Сноп радостного облегчения и восторга. Артур улыбается, глядя, как проясняется её лицо. Впрочем, она практически тут же надевает привычную ей маску высокомерия.
- Конечно, он связан с этим, кто же ещё! – снисходительно произносит Селения, как бы говоря: «А я тебе о чём все это время пытаюсь намекнуть». Артур лишь смиренно кивает. Успокоено вздохнув, Селения чувствует новую тягу к жизни. Она треплет по голове жмущегося к её ноге Альфреда. – Надеюсь, Бюш там делом занимается.

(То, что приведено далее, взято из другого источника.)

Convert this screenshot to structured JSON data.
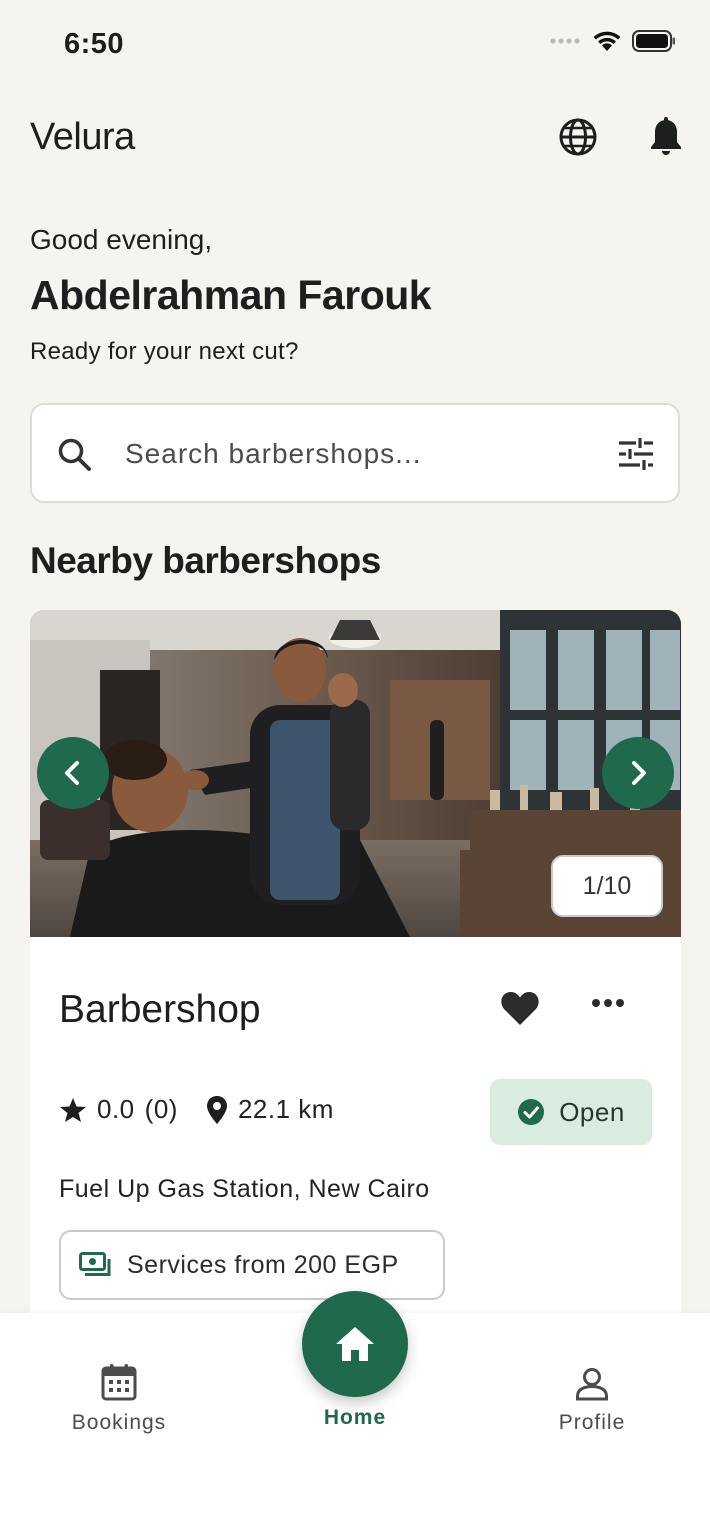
{
  "status_bar": {
    "time": "6:50"
  },
  "header": {
    "app_name": "Velura"
  },
  "greeting": {
    "salutation": "Good evening,",
    "user_name": "Abdelrahman Farouk",
    "tagline": "Ready for your next cut?"
  },
  "search": {
    "placeholder": "Search barbershops..."
  },
  "section": {
    "title": "Nearby barbershops"
  },
  "card": {
    "image_counter": "1/10",
    "name": "Barbershop",
    "rating": "0.0",
    "reviews": "(0)",
    "distance": "22.1 km",
    "status": "Open",
    "address": "Fuel Up Gas Station, New Cairo",
    "price_label": "Services from 200 EGP"
  },
  "bottom_nav": {
    "bookings": "Bookings",
    "home": "Home",
    "profile": "Profile"
  },
  "colors": {
    "accent": "#1f6a4c",
    "open_badge_bg": "#d9ecdf",
    "background": "#f6f4ee"
  },
  "icons": [
    "signal-icon",
    "wifi-icon",
    "battery-icon",
    "globe-icon",
    "bell-icon",
    "search-icon",
    "filter-icon",
    "chevron-left-icon",
    "chevron-right-icon",
    "heart-icon",
    "more-icon",
    "star-icon",
    "location-pin-icon",
    "check-circle-icon",
    "money-icon",
    "calendar-icon",
    "home-icon",
    "person-icon"
  ]
}
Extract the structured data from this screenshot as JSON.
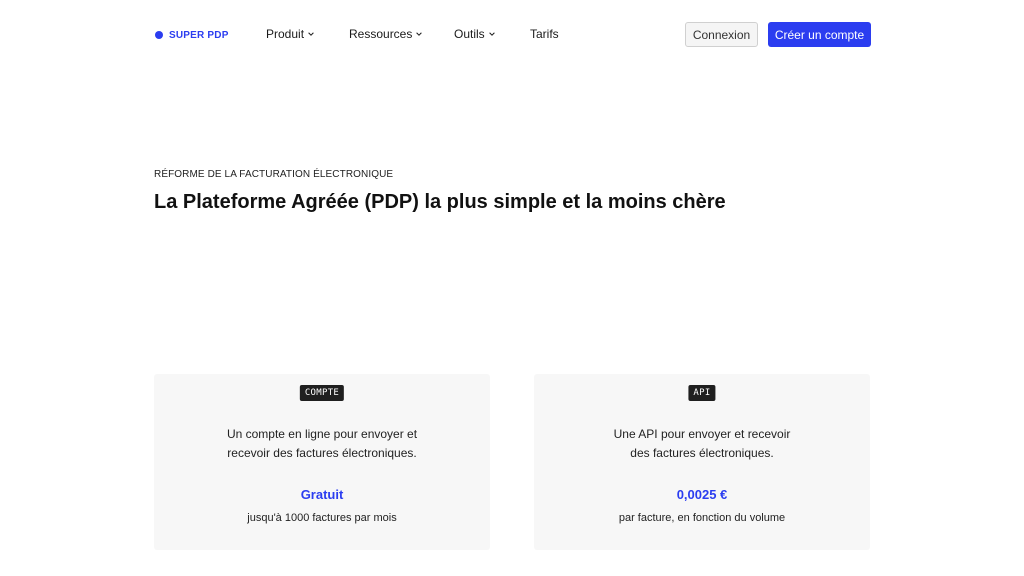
{
  "header": {
    "logo": "SUPER PDP",
    "nav": [
      {
        "label": "Produit",
        "dropdown": true
      },
      {
        "label": "Ressources",
        "dropdown": true
      },
      {
        "label": "Outils",
        "dropdown": true
      },
      {
        "label": "Tarifs",
        "dropdown": false
      }
    ],
    "login_label": "Connexion",
    "signup_label": "Créer un compte"
  },
  "hero": {
    "eyebrow": "RÉFORME DE LA FACTURATION ÉLECTRONIQUE",
    "title": "La Plateforme Agréée (PDP) la plus simple et la moins chère"
  },
  "cards": [
    {
      "tag": "COMPTE",
      "desc_line1": "Un compte en ligne pour envoyer et",
      "desc_line2": "recevoir des factures électroniques.",
      "price": "Gratuit",
      "price_sub": "jusqu'à 1000 factures par mois"
    },
    {
      "tag": "API",
      "desc_line1": "Une API pour envoyer et recevoir",
      "desc_line2": "des factures électroniques.",
      "price": "0,0025 €",
      "price_sub": "par facture, en fonction du volume"
    }
  ],
  "colors": {
    "accent": "#2b3df0",
    "card_bg": "#f7f7f7",
    "tag_bg": "#1f1f1f"
  }
}
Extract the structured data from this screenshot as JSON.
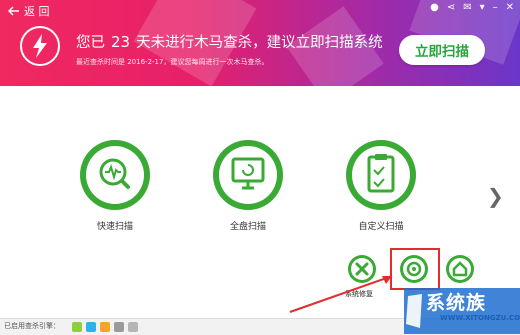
{
  "header": {
    "back_label": "返 回",
    "headline_prefix": "您已",
    "days": "23",
    "headline_suffix": "天未进行木马查杀，建议立即扫描系统",
    "subline": "最近查杀时间是 2016-2-17，建议您每周进行一次木马查杀。",
    "scan_button": "立即扫描"
  },
  "modes": [
    {
      "label": "快速扫描",
      "icon": "quick-scan-icon"
    },
    {
      "label": "全盘扫描",
      "icon": "full-scan-icon"
    },
    {
      "label": "自定义扫描",
      "icon": "custom-scan-icon"
    }
  ],
  "tools": {
    "repair_label": "系统修复"
  },
  "footer": {
    "engines_label": "已启用查杀引擎："
  },
  "watermark": {
    "brand": "系统族",
    "url": "WWW.XITONGZU.COM"
  },
  "colors": {
    "accent_green": "#3aaa35",
    "highlight_red": "#e02d2d"
  }
}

Пусть на момент высказанного Селенией сомнения Барахлюш как раз выходил из шатра близняшек-собирательниц, где он действительно выполнял данное ему задание, через каких-то сорок пять минут его сестра с удовлетворением могла бы заявить, что была права в своих подозрениях. Бюш мысленно ругает себя всеми нехорошими словами, какие только знает. Что он здесь делает? Ему следовало оставаться с Санцклепией, а не идти, точно гамуль за свежей травой, за девчонкой по её первому же слову. Девчонкой, которая, к тому же, разбила ему сердце – пусть и не знает об этом. У него время поджимает, а ничего ещё не готово! Узнай Селения, она взбесилась бы!
- Мин, - вкрадчиво говорит Барахлюш, когда девушка приоткрывает полы шатра, чтобы войти, - мне и впрямь было бы интересно познакомиться с твоей матерью, и мне очень стыдно, что я не отказал тебе сразу, но я тут действительно по делу.
- Моя мама - не последний человек здесь, - жизнерадостно восклицает Минара, замирая в проходе. – Только скажи, в чём твоё задание, и она поможет тебе.
Барахлюш хмурится. Рассказать Минаре об Ужасном У? Зачем? Ещё неизвестно, здесь ли он на самом деле, да и не стоит пугать Минару, на неё ведь дунешь – сломается. Очень нежное и ранимое существо. Можно было бы попросить её мать уговорить Пестрокрыла выделить летуна на день, если она и впрямь такая могущественная. Что ж надо зайти… И вот ещё…
- Скажи, - осторожно говорит принц, - ты знала, кто пришёл вместе с Артуром в наш мир?
Продолжая стоять в проходе, Минара вскидывает брови, показывая, что не понимает, из-за чего мог возникнуть такой вопрос.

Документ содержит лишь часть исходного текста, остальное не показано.